To sip a Ramos Fizz on a hot day is to step into a sepia-toned world peopled with slim, brown-eyed beauties who smell of magnolias and freshly laundered linen, and tall, mustachioed gentlemen who never seem to work and will kill you if you ask them why. The Wondrich Take, Esquire Magazine
2 Ounces Gin
4 Ounces Heavy Cream (you could try it with non-fat half and half to reduce calories)
2 Egg Whites
1 Ounce Lemon Juice
1 Ounce Lime Juice
4 Teaspoons Sugar, super fine or powdered
6 Drops Orange Flower Water
Cracked Ice
Seltzer Water
Freshly Ground Nutmeg
- Combine in a chilled cocktail shaker with plenty of cracked ice, then shake viciously for at least one minute -- preferably two -- and strain into a chilled Collins glass. Top up with cold seltzer or club soda. (You could probably use an immersion blender if you wanted to.)

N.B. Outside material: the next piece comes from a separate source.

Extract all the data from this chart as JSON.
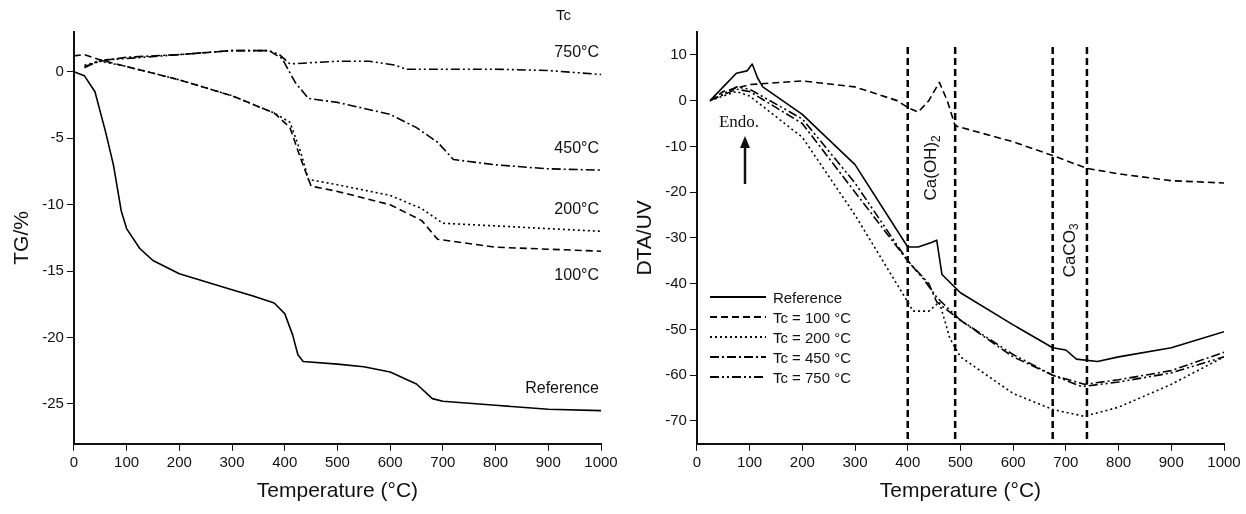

- Sprinkle with fresh nutmeg.
If the Sidecar is jazz, the Ramos Fizz is ragtime. Sure, it's from New Orleans -- cradle of jazz and all that -- but it harks back to 1888, two years before Jelly Roll Morton was born and thirteen years before the great Louis Armstrong joined us. Like ragtime, Henry C. Ramos's creation is a matter of poise, of balance, of delicacy. This isn't a drink to throw together from whatever you've got lying around; every part of the formula is crucial. The egg white gives it body, the cream lends smoothness, and the citrus provides its cool. The sugar tames the citrus, the gin does what gin does, and the seltzer wakes the whole thing up. As for the orange flower water -- that's for mystery.